Defenses vary by language and framework but center on validating attribute names and controlling data binding. Never trust that user input only contains the fields you expect.
  • Python
  • Java
  • .NET(C#)
  • PHP
  • Node.js
  • Ruby

Framework Context

Risk occurs when using setattr() with user-controlled property names or unsafely using __dict__.update() with user data.

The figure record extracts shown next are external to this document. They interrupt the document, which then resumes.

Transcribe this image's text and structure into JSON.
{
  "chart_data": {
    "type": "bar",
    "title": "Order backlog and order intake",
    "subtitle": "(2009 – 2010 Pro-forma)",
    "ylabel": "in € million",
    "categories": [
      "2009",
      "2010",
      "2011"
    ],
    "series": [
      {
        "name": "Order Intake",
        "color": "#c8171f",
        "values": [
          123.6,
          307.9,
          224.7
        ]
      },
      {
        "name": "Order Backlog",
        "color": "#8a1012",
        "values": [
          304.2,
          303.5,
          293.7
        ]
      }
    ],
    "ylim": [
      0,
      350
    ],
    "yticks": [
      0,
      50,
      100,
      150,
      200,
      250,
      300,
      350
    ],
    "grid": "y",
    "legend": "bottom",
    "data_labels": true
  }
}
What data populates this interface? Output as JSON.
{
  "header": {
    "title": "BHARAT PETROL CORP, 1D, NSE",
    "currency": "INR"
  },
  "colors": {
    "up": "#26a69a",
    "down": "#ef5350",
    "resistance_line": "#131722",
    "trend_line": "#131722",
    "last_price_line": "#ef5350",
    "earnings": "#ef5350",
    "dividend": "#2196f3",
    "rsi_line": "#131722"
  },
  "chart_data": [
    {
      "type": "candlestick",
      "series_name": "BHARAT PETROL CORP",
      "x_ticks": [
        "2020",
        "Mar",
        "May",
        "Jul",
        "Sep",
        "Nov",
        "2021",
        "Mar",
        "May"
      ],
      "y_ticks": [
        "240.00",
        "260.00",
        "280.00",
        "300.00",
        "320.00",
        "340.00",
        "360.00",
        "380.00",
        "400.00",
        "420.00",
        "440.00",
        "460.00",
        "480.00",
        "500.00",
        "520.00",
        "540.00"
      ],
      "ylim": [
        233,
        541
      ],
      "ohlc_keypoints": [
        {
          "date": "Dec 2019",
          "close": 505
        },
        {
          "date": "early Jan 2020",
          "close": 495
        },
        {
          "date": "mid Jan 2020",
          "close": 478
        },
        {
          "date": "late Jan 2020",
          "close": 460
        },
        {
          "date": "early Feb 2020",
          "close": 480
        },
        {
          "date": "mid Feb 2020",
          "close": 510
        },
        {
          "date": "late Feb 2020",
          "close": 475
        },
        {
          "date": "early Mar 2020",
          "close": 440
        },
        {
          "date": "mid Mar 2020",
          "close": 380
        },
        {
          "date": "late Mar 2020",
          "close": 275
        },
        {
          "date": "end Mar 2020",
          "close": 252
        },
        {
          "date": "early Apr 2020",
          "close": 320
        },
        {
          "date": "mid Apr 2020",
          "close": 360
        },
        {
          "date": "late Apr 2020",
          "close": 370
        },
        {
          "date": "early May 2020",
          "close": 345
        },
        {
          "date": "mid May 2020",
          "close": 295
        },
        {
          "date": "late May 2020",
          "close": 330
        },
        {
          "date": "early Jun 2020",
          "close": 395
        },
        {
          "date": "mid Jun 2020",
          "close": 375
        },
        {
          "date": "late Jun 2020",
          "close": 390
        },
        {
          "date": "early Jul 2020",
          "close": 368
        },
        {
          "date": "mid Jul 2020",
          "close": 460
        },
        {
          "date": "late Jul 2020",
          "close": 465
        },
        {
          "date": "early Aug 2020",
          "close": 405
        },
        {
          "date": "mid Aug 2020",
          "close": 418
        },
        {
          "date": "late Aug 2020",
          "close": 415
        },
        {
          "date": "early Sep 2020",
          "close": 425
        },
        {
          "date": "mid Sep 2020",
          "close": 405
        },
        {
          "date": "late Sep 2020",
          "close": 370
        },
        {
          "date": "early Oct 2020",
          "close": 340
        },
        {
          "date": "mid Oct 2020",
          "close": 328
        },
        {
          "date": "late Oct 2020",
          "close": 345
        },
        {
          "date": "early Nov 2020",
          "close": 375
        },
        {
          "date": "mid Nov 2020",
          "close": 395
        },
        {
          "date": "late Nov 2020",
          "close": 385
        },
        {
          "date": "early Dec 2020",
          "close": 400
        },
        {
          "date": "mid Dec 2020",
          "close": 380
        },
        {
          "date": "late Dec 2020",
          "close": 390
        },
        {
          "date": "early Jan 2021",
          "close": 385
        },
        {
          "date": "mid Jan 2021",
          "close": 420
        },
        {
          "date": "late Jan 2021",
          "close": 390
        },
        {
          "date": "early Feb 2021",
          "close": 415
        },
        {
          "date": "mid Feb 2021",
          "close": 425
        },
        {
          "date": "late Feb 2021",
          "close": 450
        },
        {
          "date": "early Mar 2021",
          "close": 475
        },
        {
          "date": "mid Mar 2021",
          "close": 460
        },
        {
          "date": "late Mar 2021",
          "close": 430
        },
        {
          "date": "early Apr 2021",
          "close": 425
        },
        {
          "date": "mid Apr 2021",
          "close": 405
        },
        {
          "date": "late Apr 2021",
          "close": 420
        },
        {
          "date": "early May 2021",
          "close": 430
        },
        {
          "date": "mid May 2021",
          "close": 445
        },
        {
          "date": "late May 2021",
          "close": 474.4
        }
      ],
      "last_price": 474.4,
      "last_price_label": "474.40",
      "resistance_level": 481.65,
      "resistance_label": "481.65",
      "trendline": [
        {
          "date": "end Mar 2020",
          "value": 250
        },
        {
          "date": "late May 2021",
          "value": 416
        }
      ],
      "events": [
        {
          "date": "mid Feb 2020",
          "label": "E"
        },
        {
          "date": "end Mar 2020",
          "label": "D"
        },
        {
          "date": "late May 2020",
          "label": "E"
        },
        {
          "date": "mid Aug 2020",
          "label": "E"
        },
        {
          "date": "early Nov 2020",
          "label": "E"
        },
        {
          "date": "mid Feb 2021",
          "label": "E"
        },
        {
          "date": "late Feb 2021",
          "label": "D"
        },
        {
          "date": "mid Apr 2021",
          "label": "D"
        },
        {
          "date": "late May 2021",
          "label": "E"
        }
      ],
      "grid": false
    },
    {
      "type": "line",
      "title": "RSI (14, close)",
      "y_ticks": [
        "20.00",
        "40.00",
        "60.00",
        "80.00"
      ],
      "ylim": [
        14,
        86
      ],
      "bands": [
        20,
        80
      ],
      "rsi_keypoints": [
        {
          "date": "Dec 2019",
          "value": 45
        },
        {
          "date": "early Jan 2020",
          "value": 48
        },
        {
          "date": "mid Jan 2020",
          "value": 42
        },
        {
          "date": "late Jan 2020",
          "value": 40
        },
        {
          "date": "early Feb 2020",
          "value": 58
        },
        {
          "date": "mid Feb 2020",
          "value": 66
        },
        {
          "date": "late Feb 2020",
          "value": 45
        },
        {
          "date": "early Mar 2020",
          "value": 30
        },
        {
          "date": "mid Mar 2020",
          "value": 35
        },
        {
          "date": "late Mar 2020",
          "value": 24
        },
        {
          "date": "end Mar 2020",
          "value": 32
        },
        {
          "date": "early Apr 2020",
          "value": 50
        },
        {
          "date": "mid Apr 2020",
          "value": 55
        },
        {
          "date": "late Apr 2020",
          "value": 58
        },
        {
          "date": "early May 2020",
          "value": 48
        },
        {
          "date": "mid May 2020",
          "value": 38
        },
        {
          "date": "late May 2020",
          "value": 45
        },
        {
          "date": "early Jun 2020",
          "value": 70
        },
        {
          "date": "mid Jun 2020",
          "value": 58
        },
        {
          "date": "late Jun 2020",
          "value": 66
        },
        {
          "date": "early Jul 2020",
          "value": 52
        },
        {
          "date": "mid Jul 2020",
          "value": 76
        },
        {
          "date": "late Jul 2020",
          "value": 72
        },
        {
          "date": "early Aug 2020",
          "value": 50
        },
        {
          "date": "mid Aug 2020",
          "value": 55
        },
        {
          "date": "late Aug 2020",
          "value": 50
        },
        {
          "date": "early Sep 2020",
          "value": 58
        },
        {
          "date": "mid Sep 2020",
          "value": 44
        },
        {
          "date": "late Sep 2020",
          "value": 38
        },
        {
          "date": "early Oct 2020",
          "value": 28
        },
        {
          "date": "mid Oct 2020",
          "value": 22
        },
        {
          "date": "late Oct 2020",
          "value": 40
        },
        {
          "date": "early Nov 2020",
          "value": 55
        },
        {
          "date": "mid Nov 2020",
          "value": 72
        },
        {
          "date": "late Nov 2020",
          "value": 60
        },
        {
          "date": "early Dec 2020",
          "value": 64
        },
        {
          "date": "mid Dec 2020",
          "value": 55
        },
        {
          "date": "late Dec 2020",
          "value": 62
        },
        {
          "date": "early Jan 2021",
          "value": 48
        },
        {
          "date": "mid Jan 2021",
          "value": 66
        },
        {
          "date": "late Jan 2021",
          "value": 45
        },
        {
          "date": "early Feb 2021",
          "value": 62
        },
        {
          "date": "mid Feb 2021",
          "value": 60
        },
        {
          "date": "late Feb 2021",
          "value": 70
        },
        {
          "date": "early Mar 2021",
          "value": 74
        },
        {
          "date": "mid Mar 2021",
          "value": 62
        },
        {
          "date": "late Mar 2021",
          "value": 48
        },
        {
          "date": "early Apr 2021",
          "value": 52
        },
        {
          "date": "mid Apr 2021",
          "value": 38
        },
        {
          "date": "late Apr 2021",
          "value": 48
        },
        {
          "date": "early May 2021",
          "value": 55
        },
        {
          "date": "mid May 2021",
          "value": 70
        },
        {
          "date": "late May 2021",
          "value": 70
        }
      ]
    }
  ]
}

Vulnerable Scenario 1: Unsafe setattr()

A view updates a user profile by dynamically setting attributes from POST data.
# views.py
@login_required
def update_profile(request):
    user = request.user
    for key, value in request.POST.items():
        # DANGEROUS: Attacker can set ANY attribute.
        # POST data: {"__class__": ...} (might change object type)
        # POST data: {"is_staff": True} (Privilege Escalation)
        # POST data: {"is_superuser": True}
        setattr(user, key, value)
    user.save()
    return redirect('profile')

Vulnerable Scenario 2: Unsafe __dict__.update()

# utils/data_loader.py
def update_object_from_dict(obj, data_dict):
    # DANGEROUS: User-controlled dictionary 'data_dict'
    # is merged directly into the object's attributes.
    # Payload: {"is_admin": True}
    obj.__dict__.update(data_dict)
    obj.save() # Example

Mitigation and Best Practices

Use Django Forms or DRF Serializers. These tools act as a secure intermediary. They explicitly define which fields are allowed to be updated from user input, creating a secure allow-list. Avoid setattr and __dict__.update with user-controlled keys/data.

Secure Code Example

# forms.py (Django - Secure)
from django import forms

class ProfileForm(forms.ModelForm):
    class Meta:
        model = User
        # SECURE: Only 'first_name' and 'last_name' can be updated via this form.
        # Attacker submitting 'is_staff' will be ignored by form.is_valid().
        fields = ['first_name', 'last_name']

# views.py (Secure)
@login_required
def update_profile_secure(request):
    user = request.user
    if request.method == 'POST':
        # SECURE: Form validates and binds *only* the allowed fields.
        form = ProfileForm(request.POST, instance=user)
        if form.is_valid():
            form.save()
            return redirect('profile')
    else:
        form = ProfileForm(instance=user)
    return render(request, 'profile_form.html', {'form': form})

Testing Strategy

Identify endpoints that update objects (user profiles, settings). Submit requests containing additional, malicious properties (e.g., is_staff=True, is_superuser=True, __class__=...). Check if the server state reflects these unauthorized changes. Review code for setattr(obj, key, ...) or obj.__dict__.update(...) where key or the update dictionary are user-controlled.